The review also found that most of the studies were limited by their small sample size, retrospective design, and lack of randomized fashion. These limitations highlight the need for larger, prospective studies that can provide more robust evidence on the accuracy and reliability of ARVC risk scores. In addition, the review identified several areas that require further research, such as the validation of the ARVC risk score in asymptomatic individuals and the development of risk scores that incorporate genetic testing and imaging modalities. Despite the limitations of the current evidence, the review suggests that the ARVC risk score has the potential to improve the accuracy of ARVC diagnosis and risk stratification. The use of risk scores can help identify patients at high risk of ARVC, who can benefit from early intervention and close monitoring. In addition, the use of risk scores can reduce the variability in the diagnosis of ARVC and improve the consistency of clinical practice.

Conclusion

In conclusion, the validation of ARVC risk scores is an essential step toward improving the accuracy of ARVC diagnosis and risk stratification.
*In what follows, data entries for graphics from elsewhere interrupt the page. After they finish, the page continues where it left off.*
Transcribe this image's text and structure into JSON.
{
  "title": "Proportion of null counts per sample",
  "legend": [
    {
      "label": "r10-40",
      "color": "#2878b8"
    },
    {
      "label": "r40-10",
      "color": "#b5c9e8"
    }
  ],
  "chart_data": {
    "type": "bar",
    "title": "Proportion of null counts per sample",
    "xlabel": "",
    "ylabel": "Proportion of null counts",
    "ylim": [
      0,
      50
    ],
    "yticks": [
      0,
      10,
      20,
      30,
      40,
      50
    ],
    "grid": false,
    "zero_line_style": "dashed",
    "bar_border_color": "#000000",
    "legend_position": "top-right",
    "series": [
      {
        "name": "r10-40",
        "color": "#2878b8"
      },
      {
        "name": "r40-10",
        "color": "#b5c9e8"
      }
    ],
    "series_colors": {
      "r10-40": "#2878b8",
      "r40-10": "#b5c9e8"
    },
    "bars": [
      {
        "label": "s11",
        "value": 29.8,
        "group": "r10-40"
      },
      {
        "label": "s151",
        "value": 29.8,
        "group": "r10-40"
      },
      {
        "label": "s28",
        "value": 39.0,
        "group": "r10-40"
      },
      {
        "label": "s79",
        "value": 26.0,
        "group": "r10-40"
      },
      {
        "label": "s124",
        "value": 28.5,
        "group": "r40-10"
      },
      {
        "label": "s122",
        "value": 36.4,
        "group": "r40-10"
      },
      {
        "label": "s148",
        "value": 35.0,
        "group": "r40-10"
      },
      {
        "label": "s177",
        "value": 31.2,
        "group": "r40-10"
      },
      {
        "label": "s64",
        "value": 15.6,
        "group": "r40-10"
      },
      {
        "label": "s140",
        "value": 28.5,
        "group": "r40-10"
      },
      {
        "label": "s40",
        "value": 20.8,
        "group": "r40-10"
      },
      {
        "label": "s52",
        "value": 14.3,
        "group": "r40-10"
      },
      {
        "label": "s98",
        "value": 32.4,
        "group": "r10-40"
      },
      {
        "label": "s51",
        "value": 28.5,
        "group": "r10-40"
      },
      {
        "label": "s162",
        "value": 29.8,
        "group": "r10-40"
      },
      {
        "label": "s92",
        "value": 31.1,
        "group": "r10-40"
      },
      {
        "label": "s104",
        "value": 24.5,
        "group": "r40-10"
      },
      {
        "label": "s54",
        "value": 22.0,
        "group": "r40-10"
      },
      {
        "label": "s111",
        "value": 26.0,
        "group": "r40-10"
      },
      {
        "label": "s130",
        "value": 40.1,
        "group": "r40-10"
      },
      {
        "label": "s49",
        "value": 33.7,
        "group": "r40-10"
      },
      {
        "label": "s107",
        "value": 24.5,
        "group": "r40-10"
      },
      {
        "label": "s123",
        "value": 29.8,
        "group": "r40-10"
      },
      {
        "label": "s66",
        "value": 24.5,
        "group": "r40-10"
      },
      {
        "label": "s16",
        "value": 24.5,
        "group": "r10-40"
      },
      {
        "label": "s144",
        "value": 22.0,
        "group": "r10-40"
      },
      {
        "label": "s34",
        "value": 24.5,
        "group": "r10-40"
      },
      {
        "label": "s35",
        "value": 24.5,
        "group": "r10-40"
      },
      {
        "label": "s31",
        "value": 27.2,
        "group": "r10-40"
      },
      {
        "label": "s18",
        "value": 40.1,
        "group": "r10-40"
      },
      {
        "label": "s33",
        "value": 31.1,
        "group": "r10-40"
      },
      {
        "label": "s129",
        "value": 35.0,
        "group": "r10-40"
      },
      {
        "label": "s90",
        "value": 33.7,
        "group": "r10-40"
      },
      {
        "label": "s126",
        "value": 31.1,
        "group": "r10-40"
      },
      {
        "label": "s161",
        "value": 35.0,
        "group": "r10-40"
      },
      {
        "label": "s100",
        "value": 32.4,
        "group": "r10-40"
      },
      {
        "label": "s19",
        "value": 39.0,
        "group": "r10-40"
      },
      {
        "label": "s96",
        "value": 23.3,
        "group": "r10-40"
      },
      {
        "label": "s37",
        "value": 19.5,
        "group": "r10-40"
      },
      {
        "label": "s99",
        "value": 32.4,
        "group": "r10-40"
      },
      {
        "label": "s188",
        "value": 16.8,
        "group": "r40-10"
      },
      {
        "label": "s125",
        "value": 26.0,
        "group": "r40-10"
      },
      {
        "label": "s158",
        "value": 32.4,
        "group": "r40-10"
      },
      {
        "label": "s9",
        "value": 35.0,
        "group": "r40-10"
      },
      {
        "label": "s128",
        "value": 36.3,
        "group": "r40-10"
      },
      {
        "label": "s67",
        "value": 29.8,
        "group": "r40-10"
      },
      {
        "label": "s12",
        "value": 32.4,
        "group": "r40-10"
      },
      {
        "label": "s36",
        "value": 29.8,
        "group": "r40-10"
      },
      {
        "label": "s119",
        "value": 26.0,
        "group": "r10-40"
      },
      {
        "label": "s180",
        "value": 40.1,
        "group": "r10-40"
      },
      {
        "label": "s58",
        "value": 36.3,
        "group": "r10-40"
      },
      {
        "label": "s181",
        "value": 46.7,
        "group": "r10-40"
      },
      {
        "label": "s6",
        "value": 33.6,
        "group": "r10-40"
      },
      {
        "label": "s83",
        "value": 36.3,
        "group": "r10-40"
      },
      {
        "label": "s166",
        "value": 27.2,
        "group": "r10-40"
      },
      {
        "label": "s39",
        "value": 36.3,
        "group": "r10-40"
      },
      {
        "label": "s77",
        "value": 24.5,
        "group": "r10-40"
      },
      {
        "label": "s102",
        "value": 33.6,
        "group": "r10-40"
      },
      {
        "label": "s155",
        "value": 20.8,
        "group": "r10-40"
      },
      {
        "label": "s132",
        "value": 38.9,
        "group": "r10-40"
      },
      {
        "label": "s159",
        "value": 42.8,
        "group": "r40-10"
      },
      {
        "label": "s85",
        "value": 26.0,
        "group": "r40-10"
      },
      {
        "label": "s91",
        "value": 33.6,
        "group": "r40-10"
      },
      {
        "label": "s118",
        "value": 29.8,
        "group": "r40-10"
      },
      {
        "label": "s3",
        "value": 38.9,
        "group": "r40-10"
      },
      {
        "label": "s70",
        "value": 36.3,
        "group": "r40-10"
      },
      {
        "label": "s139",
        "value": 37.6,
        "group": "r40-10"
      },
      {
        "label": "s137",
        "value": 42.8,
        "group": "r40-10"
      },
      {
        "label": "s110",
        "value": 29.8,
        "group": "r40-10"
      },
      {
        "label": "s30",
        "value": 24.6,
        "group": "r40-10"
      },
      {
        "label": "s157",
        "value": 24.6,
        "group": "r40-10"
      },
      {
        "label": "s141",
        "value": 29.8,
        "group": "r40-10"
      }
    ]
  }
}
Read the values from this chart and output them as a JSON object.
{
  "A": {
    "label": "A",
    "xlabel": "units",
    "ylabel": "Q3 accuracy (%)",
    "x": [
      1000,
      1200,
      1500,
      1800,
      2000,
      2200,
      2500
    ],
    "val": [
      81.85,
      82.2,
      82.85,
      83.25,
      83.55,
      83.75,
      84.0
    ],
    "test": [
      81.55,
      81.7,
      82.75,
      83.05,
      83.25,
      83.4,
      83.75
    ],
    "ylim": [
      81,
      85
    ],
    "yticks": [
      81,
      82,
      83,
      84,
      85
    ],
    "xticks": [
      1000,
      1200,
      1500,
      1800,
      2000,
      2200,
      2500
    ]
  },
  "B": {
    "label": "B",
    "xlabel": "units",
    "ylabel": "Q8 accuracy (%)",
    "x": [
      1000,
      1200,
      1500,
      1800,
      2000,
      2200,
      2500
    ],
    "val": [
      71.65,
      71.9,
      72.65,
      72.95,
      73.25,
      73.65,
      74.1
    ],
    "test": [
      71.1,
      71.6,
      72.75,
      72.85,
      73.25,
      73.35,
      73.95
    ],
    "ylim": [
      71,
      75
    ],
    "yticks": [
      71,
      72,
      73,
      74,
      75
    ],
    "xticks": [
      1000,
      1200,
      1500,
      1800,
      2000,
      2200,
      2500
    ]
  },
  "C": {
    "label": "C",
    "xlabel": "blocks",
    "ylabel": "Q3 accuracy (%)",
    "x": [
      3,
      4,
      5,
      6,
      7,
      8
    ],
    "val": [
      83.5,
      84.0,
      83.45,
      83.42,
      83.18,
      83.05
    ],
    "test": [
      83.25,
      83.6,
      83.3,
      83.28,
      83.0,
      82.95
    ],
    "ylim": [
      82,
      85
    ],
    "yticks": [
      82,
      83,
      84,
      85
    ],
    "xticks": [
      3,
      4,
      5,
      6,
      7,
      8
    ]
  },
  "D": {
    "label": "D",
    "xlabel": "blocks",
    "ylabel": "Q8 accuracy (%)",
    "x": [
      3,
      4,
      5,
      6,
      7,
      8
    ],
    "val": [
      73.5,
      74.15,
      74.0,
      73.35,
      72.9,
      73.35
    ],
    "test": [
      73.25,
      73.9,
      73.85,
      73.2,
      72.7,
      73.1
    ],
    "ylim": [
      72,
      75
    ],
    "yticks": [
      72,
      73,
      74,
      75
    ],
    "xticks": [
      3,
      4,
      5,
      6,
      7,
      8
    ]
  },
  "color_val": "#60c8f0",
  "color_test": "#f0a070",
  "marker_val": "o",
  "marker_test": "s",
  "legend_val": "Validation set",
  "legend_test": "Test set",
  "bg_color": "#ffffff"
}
The current evidence on the validation of ARVC risk scores is limited by small sample sizes, retrospective designs, and lack of external validation. Further studies are needed to establish the accuracy and reliability of ARVC risk scores and to address the limitations of the current evidence. Despite these limitations, ARVC risk scores have the potential to improve the accuracy of ARVC diagnosis and risk stratification and to guide clinical practice in the management of ARVC.